Has anybody looked at
Helios? They modified a version of Singularity so that they could run it on a CPU and GPU in the same system. This is where multikernel gets really interesting.
That said, I think you guys are misunderstanding the point of Barrelfish.
Brendan wrote:When papers for Barrelfish were first published, I thought about "kernel per core" for about 5 seconds before deciding "kernel per NUMA domain" makes more sense. Then I thought about "kernel per NUMA domain" for about 7 seconds before realising it makes more sense to have "kernel per computer" that uses both per CPU data structures and per NUMA domain structures to get the same benefits without the disadvantages. Then I realised that this is what everyone does already, and told myself off for wasting 12 seconds.
Ignoring the cases of non-coherent domains and heterogeneous architectures, you're correct that it doesn't matter a whole lot whether there are multiple copies of the kernel code. I think one per NUMA domain would be marginally faster than one per computer, but it doesn't matter because that isn't what Barrelfish is really about.
From a design point of view, Barrelfish is about two things:
- How kernel data structures are managed, and
- How IPC works.
In other kernel architectures, the default assumption is that the kernel has access to all memory in the machine, so all its data structures are shared by all CPUs. You can limit this for optimization purposes (e.g.: per-CPU scheduler queues, per-NUMA-domain memory management, etc.), but that's the point -- these are just optimizations. At its heart, a system built this way is a uniprocessor kernel with SMP and locks bolted on. As such systems get more complex, they get a lot harder to scale (witness how much work it took to implement scalability improvements in each major release of the NT kernel).
Big deal #1 about Barrelfish is that by default it assumes no shared memory between CPUs.

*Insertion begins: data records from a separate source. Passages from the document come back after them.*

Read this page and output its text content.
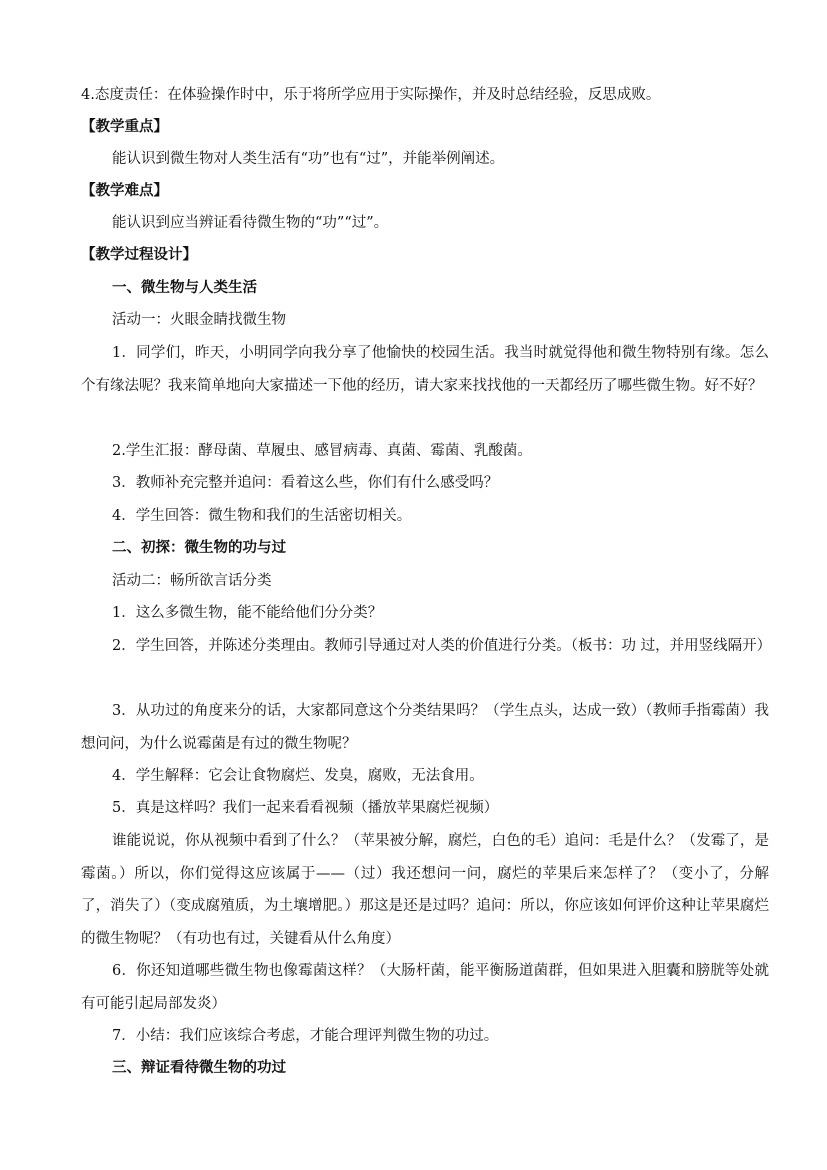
4.态度责任：在体验操作时中，乐于将所学应用于实际操作，并及时总结经验，反思成败。
【教学重点】
能认识到微生物对人类生活有“功”也有“过”，并能举例阐述。
【教学难点】
能认识到应当辨证看待微生物的“功”“过”。
【教学过程设计】
一、微生物与人类生活
活动一：火眼金睛找微生物
1．同学们，昨天，小明同学向我分享了他愉快的校园生活。我当时就觉得他和微生物特别有缘。怎么个有缘法呢？我来简单地向大家描述一下他的经历，请大家来找找他的一天都经历了哪些微生物。好不好？
2.学生汇报：酵母菌、草履虫、感冒病毒、真菌、霉菌、乳酸菌。
3．教师补充完整并追问：看着这么些，你们有什么感受吗？
4．学生回答：微生物和我们的生活密切相关。
二、初探：微生物的功与过
活动二：畅所欲言话分类
1．这么多微生物，能不能给他们分分类？
2．学生回答，并陈述分类理由。教师引导通过对人类的价值进行分类。（板书：功 过，并用竖线隔开）
3．从功过的角度来分的话，大家都同意这个分类结果吗？（学生点头，达成一致）（教师手指霉菌）我想问问，为什么说霉菌是有过的微生物呢？
4．学生解释：它会让食物腐烂、发臭，腐败，无法食用。
5．真是这样吗？我们一起来看看视频（播放苹果腐烂视频）
谁能说说，你从视频中看到了什么？（苹果被分解，腐烂，白色的毛）追问：毛是什么？（发霉了，是霉菌。）所以，你们觉得这应该属于——（过）我还想问一问，腐烂的苹果后来怎样了？（变小了，分解了，消失了）（变成腐殖质，为土壤增肥。）那这是还是过吗？追问：所以，你应该如何评价这种让苹果腐烂的微生物呢？（有功也有过，关键看从什么角度）
6．你还知道哪些微生物也像霉菌这样？（大肠杆菌，能平衡肠道菌群，但如果进入胆囊和膀胱等处就有可能引起局部发炎）
7．小结：我们应该综合考虑，才能合理评判微生物的功过。
三、辩证看待微生物的功过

This means that, like a distributed system, there is no "single version of the truth" that has to be maintained. The complexity gets flipped around: Instead of a really complex kernel running on all CPUs managing relatively simple data structures, you get many instances of a really simple uniprocessor kernel managing CPU-local data structures, and keeping them all in sync via IPC. The complexity is in the algorithms used to keep the system as a whole in sync, as anyone working on cloud computing (like me) can tell you.
As long as there is shared state in a system (any system, not just an OS), that shared state will be a scalability bottleneck. Barrelfish is trying to design that bottleneck completely out of the system.
Big deal #2 about Barrelfish is how it handles IPC. This part I'm not as clear on (it's been a while since I read the paper), but I think the idea is that the system adapts its IPC to the topology of the machine it's running on. In other words, you wouldn't need to write the kernel's IPC code any differently to handle optimizations for NUMA, non-coherent domains, lots of CPUs, not so many CPUs, etc. Given how diverse hardware is, and will continue to get, it seems like a good idea not to have to hard-code assumptions about the hardware topology in the kernel.
gravaera wrote:Yea, like Brendan said, Barrelfish is a colossal flop, so far.
How is it a flop? It's an experiment. Even if the ideas turn out to be completely unworkable in practice, at least they learned something. That's what research is for!